Repugnante
Em tempos de pandemia houve um surto de necessidades de géneros alimentícios, para uma camada da população, que não é explicável numa sociedade que respira – dizem – economia em crescimento e de um estado social – dizem – tão abrangente quanto as politicas dirigidas a conquistar consciências com míseros euros que se limitam a satisfazer o limiar da sobrevivência.
Quando as necessidades básicas são aproveitadas pelo poder politico para conquistar e condicionar consciências, não há nada mais de repugnante.
Como foi amplamente noticiado, a necessidade de géneros alimentícios, de refeições não emergiu dos funcionários públicos que não perderem um tostão e uma qualquer regalia; não emergiu da grossa turba de reformados cuja pensão não faltou nos moldes habituais; nem daqueles que, trabalhando no sector privado, mantiveram o emprego e a retribuição. A nova “horda de esfomeados” surgiu naqueles que trabalham por conta própria; dos que ficaram desempregados, dos que não receberam o salário devido, dos que trabalham a recibos verdes; dos que dependem doutros para terem que fazer; dos que dependem da sua iniciativa e da normal actividade económica.
Sim, esses que trabalham por conta própria, em nome individual ou sob a fachada de uma sociedade comercial cuja actividade gerem com o nome pomposo de gerente, fundindo essa condição com a de único trabalhador, afinal, um trabalhador e gerente dele próprio, ou, na maior parte das vezes, com mais um trabalhador e com a família incluída.
Só agora, no raiar do mês de Junho, em fase de despegamento da pandemia, depois de quase três meses de míngua e sob a muita pressão, lá aprovaram um apoio de € 219,00 que pode chegar aos € 635,00. Eles, que pagam IVA, IRS/IRC, taxas, selos, segurança social, por eles e pelos colaboradores, só depois de se clamar pela injustiça do seu esquecimento são contemplados com o “milho” sobrante.

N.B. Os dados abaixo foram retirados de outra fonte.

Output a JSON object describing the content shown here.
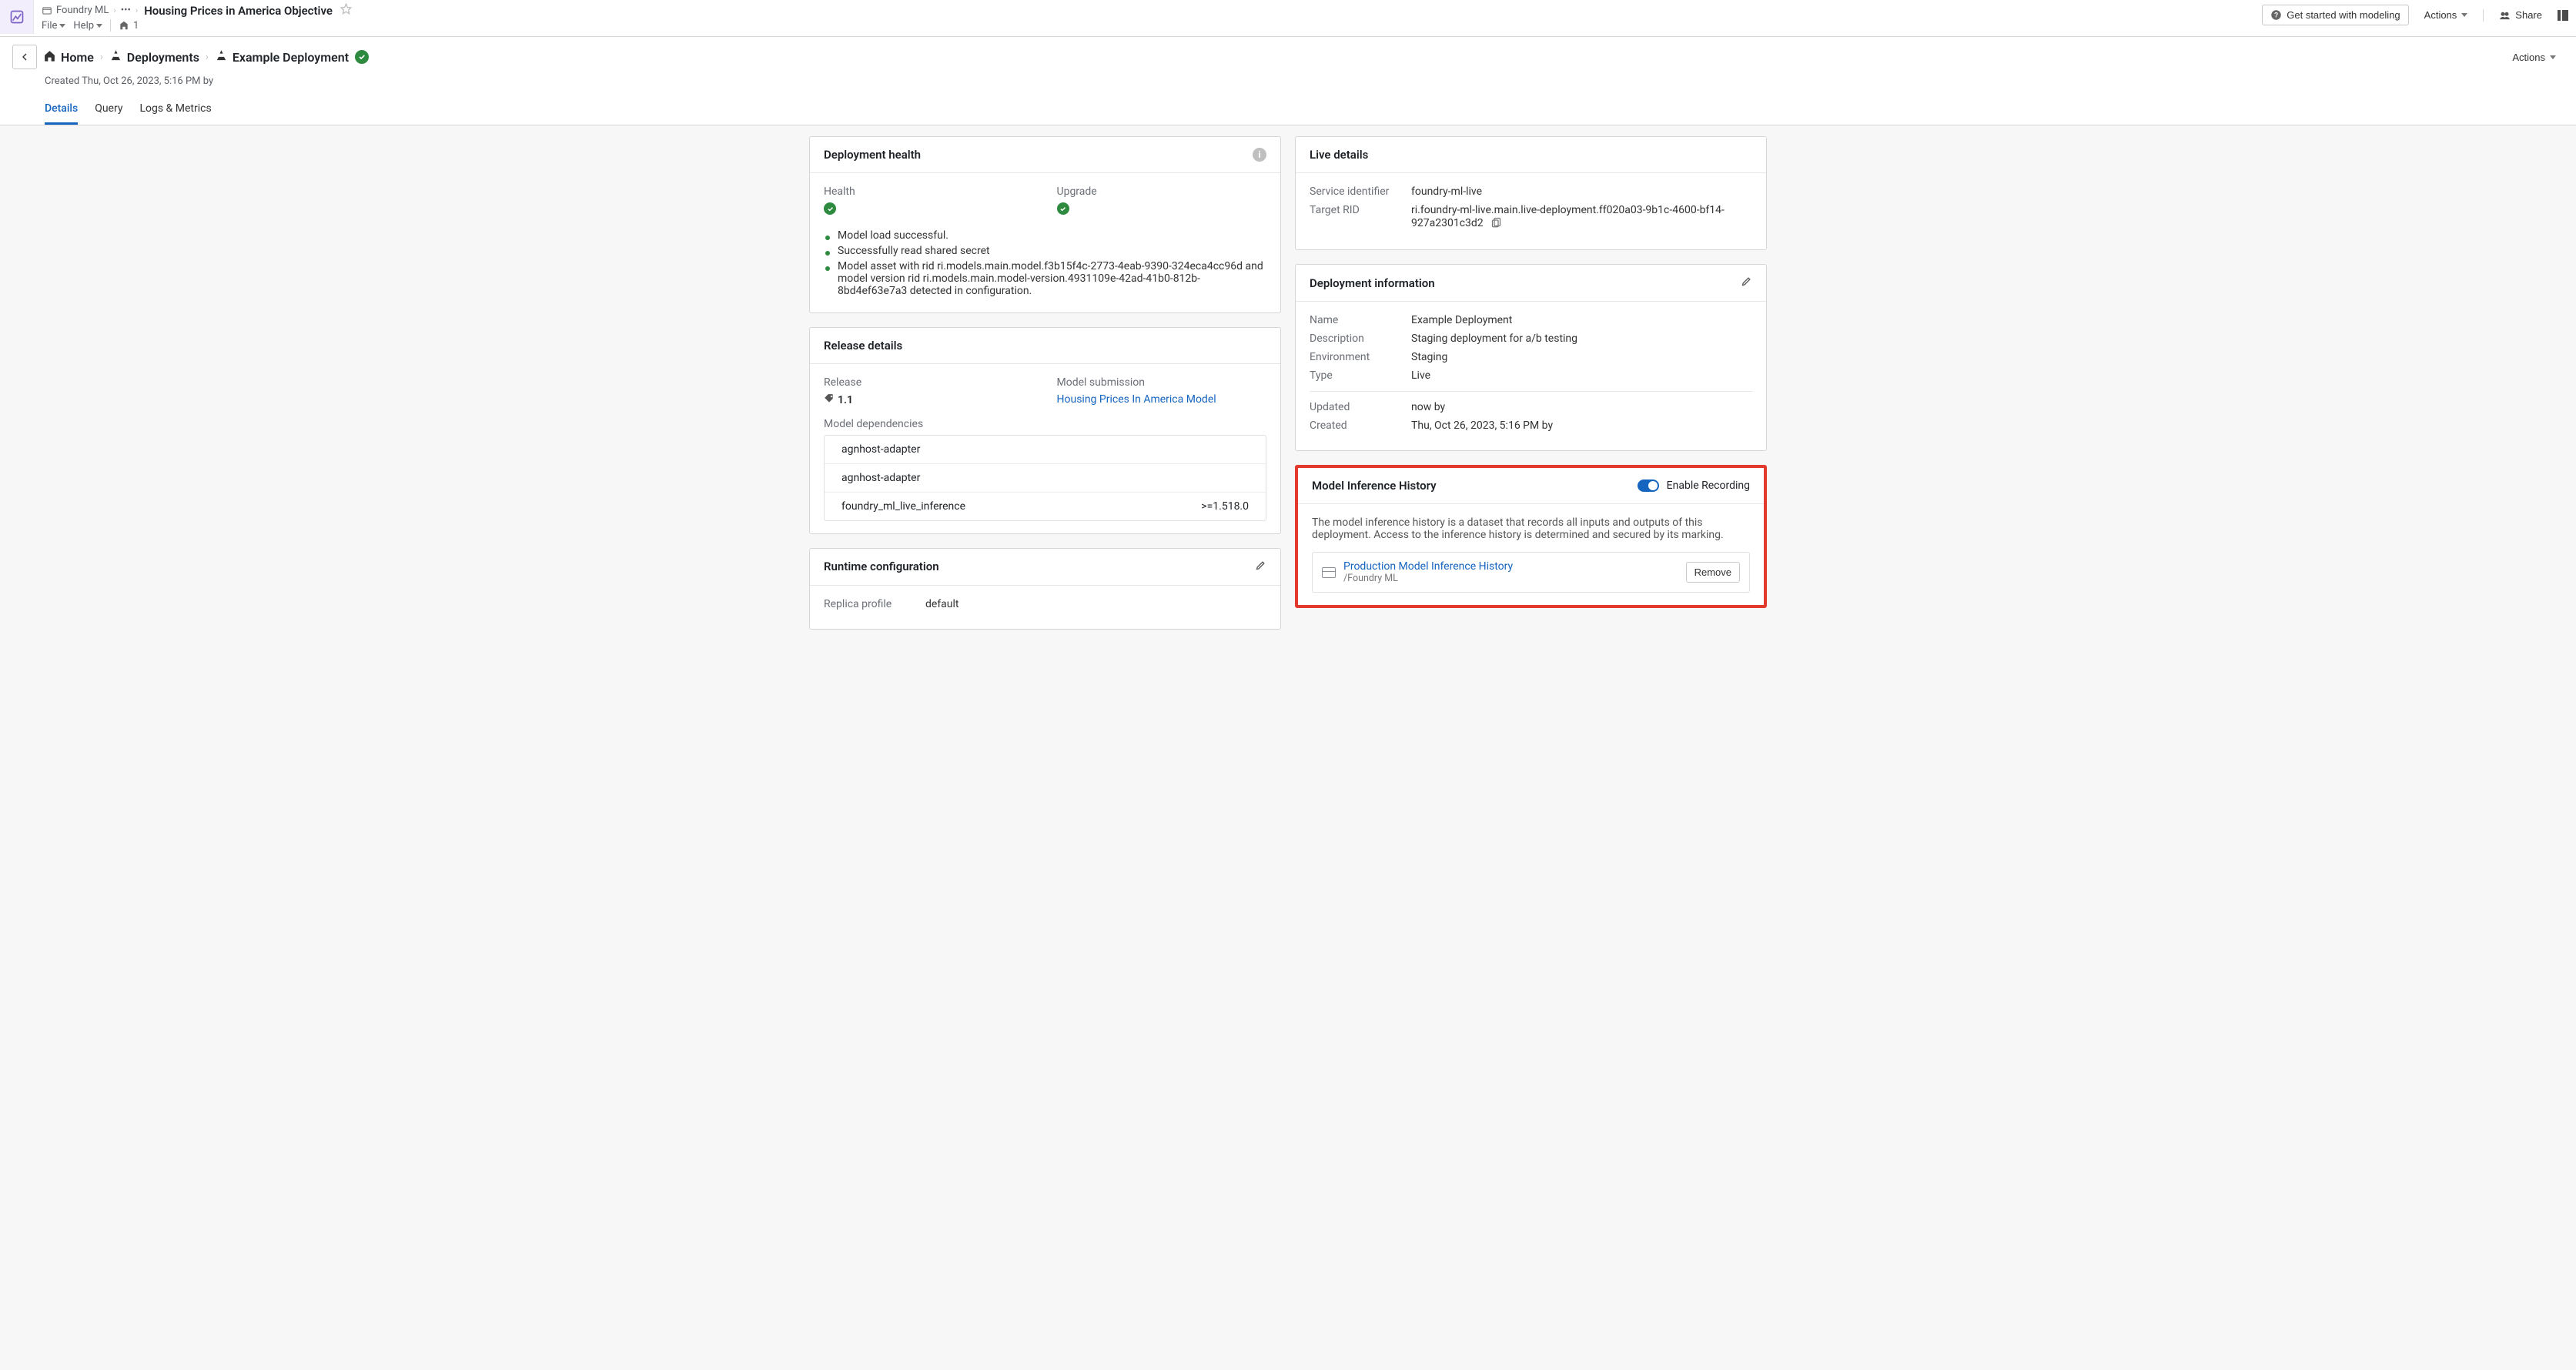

Para reforçar que não foram os “famintos” crónicos, os “sem abrigo” que reclamaram refeições para si e para a sua família. Foi um novo tipo de desprotegidos que não carecem de classificação, de registo, de apreciação em tempos de “normalidade”, abordados por assistentes sociais burocráticas, essas que fazem perguntas a quem não quer ser perguntado. Foram esses, essa nova gente, que o Padre Rubens – ilustre Taipense – invocou para justificar o aumento exponencial das refeições que distribuía na sua paróquia. Ali, ninguém pergunta quem és, o que fazes, o que precisas, na certeza de que entrar numa fila a céu aberto, com jornalistas e televisões por todo o lado, já é um castigo severo para quem se sente humilhado por passar no limbo de tão triste destino.
A sociedade civil das Taipas compreendeu esse fenómeno e implementou a “Caixa Solidária” que abastecia de forma anónima quem necessitasse e recolhia de quem doava.
Surpreendida com tal iniciativa, a Junta de Freguesia reagiu tarde. Em bom rigor, quem necessitasse e não tivesse outros apoios, quando a Junta chegou já tinha falecido.
E chegou com a carga burocrática que não é admissível em tempos de pandemia: com hora marcada; com entrevista, com identificação, com, afinal, humilhação acrescida não compaginável com a emergência da situação. E o local escolhido não foi um qualquer local recatado; foi na sede transformada em mercearia.
Repugnante abusar das necessidades mais prementes da sobrevivência para retirar apoios políticos. Como dizia o chefe deles todos: REPUGNANTE.